Sir, - I have watched the recent happenings on the Indian cricket scene with a mixture of sadness and amusement. The former, because the game and its spirit have been upstaged by rampant commercialism and individuals who symbolised the stuff that heroic lore is made of are hard to be accepted as untainted. In that sense, their fall is symbolic of the depths to which the game has been allowed to sink by the BCCI.

I feel amused when I watch statements emanating from the BCCI... full of self-contradiction, lacking in conviction and most of all, lacking in an application of mind. Bereft of focus and clarity of thought, the BCCI today is no better than a many- mouthed bumbling monolith whose hands are surely stretched to wring out every aluminium paisa it can from the game but whose feet are deeply anchored in the muck of medieval politics and elephantine egos.

On the other hand, Kapil's call for professionalism, while decidedly full of merit, is highly questionable in intent.
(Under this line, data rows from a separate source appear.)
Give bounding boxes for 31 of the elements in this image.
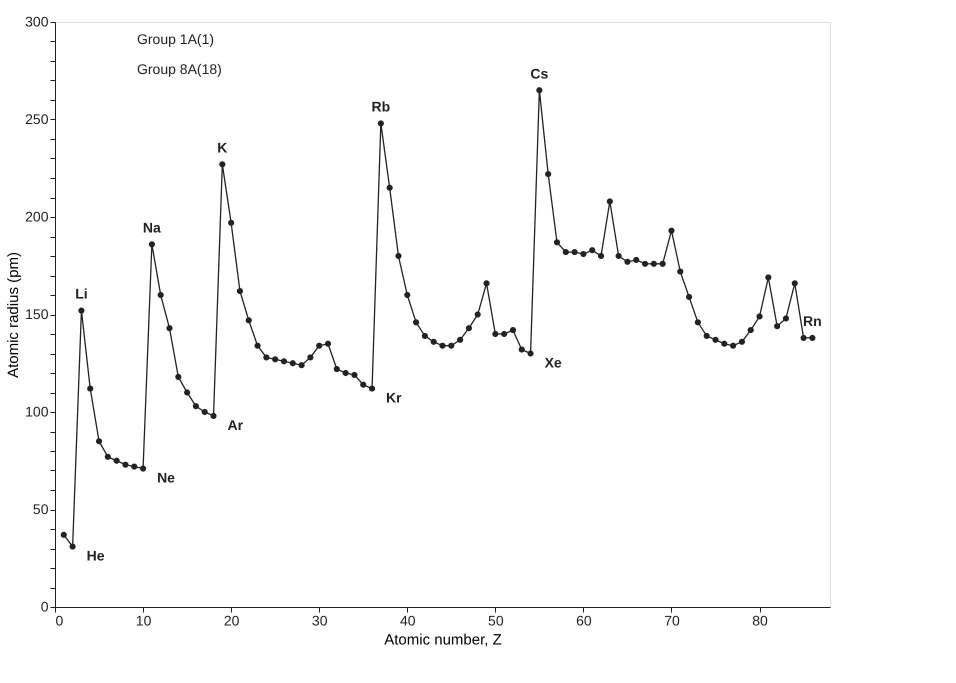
x-tick-label: 0 [56,612,64,628]
annotation: Na [142,219,162,236]
y-tick-label: 100 [25,404,49,420]
x-tick-label: 50 [488,612,504,628]
y-tick-label: 0 [40,598,49,614]
y-tick-label: 200 [25,208,49,224]
x-tick-label: 60 [576,612,592,628]
x-tick-label: 10 [136,612,152,628]
annotation: Group 1A(1) [137,31,214,47]
annotation: Li [75,286,88,302]
annotation: Ne [157,470,176,486]
annotation: Group 8A(18) [137,61,222,77]
y-tick-label: 300 [25,14,49,30]
y-tick-label: 150 [25,306,49,322]
annotation: Ar [228,416,244,433]
annotation: Cs [530,65,549,82]
x-axis-title: Atomic number, Z [384,632,502,648]
y-tick-label: 250 [25,111,49,127]
annotation: He [86,548,105,564]
x-tick-label: 30 [312,612,328,628]
annotation: Rn [803,312,822,329]
annotation: K [217,139,228,156]
y-tick-label: 50 [32,501,49,517]
annotation: Rb [372,98,390,114]
x-tick-label: 70 [664,612,680,628]
annotation: Kr [386,390,402,406]
y-axis-title: Atomic radius (pm) [5,252,22,378]
x-tick-label: 40 [400,612,416,628]
x-tick-label: 20 [224,612,240,628]
annotation: Xe [544,354,562,370]
x-tick-label: 80 [752,612,768,628]
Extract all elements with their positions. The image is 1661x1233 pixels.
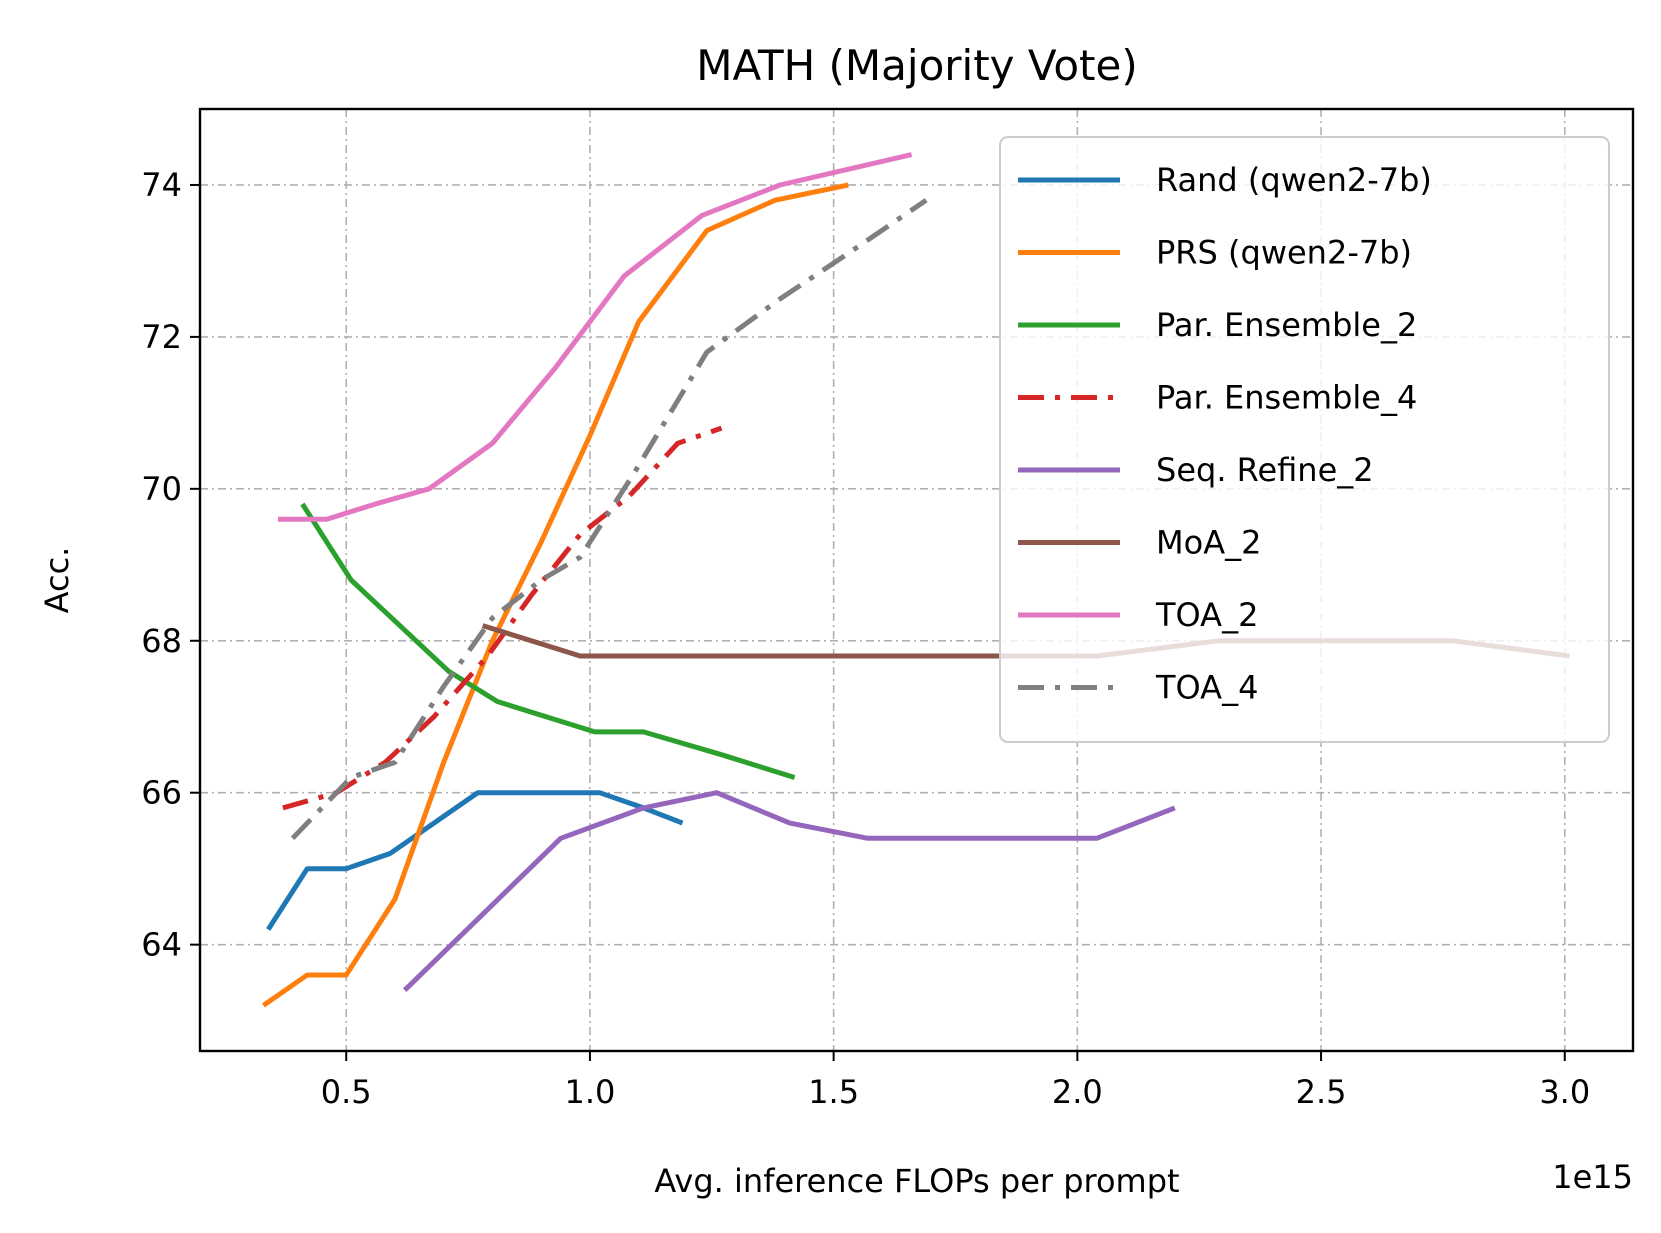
x-tick-label: 0.5: [321, 1073, 372, 1111]
series-line-seq-refine-2: [402, 790, 1176, 992]
legend-box: [999, 136, 1610, 743]
chart-title: MATH (Majority Vote): [696, 41, 1138, 90]
series-line-prs-qwen2-7b: [261, 182, 849, 1008]
legend: Rand (qwen2-7b) PRS (qwen2-7b) Par. Ensemb…: [999, 136, 1610, 743]
legend-label-moa-2: MoA_2: [1156, 524, 1261, 562]
x-axis-label: Avg. inference FLOPs per prompt: [654, 1162, 1179, 1200]
x-tick-label: 1.0: [564, 1073, 615, 1111]
x-tick-label: 3.0: [1539, 1073, 1590, 1111]
x-axis-offset-label: 1e15: [1552, 1158, 1633, 1196]
series-line-rand-qwen2-7b: [266, 790, 684, 931]
legend-label-seq-refine-2: Seq. Refine_2: [1156, 451, 1374, 489]
series-line-toa-2: [278, 152, 913, 522]
x-tick-label: 1.5: [808, 1073, 859, 1111]
y-axis-label: Acc.: [38, 547, 76, 614]
legend-label-toa-2: TOA_2: [1155, 596, 1258, 634]
series-line-toa-4: [290, 198, 928, 841]
legend-label-prs-qwen2-7b: PRS (qwen2-7b): [1156, 234, 1412, 272]
legend-label-toa-4: TOA_4: [1155, 669, 1258, 707]
legend-label-rand-qwen2-7b: Rand (qwen2-7b): [1156, 161, 1432, 199]
y-tick-label: 68: [141, 622, 182, 660]
legend-label-par-ensemble-4: Par. Ensemble_4: [1156, 379, 1417, 417]
x-axis-ticks: 0.5 1.0 1.5 2.0 2.5 3.0: [321, 1051, 1590, 1111]
y-tick-label: 74: [141, 166, 182, 204]
series-line-par-ensemble-2: [300, 502, 796, 780]
y-tick-label: 70: [141, 470, 182, 508]
y-tick-label: 72: [141, 318, 182, 356]
y-axis-ticks: 64 66 68 70 72 74: [141, 166, 200, 964]
x-tick-label: 2.5: [1296, 1073, 1347, 1111]
y-tick-label: 64: [141, 926, 182, 964]
x-tick-label: 2.0: [1052, 1073, 1103, 1111]
y-tick-label: 66: [141, 774, 182, 812]
series-lines: [261, 152, 1570, 1008]
legend-label-par-ensemble-2: Par. Ensemble_2: [1156, 306, 1417, 344]
plot-frame: [198, 107, 1635, 1053]
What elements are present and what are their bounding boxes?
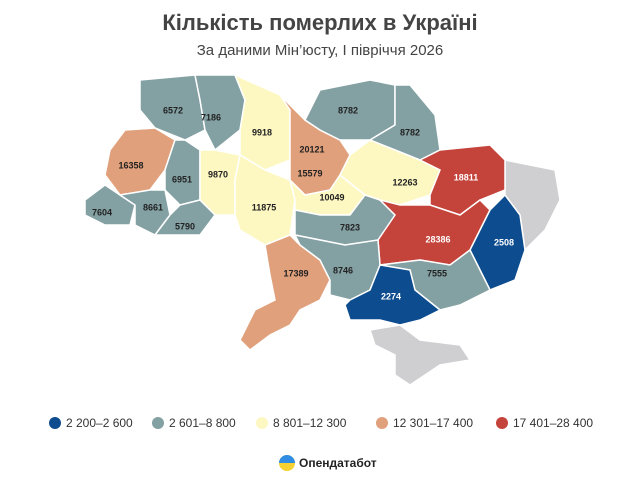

Strange that he is recognising that deficit now and calling for change (when faced with the heat of investigation) when all along he has been happy to receive his awards and encomiums from the very board he now disapproves of.

The India coach should remember that he could have spoken his mind immediately after he retired from the game and campaigned for a change which would have raised his stature head and shoulders above the rest of the incompetency, since he now seems to be acutely aware that at least once upon a time, he was a hero in the eyes of an entire generation of Indians like me who were growing up watching his inspirational acts on the field. Sorry Mr. Dev, all your innocent protestations, even if you are proved innocent, are missing their mark by their sheer timing. Ironical for a man who came to define what timing on the field was all about.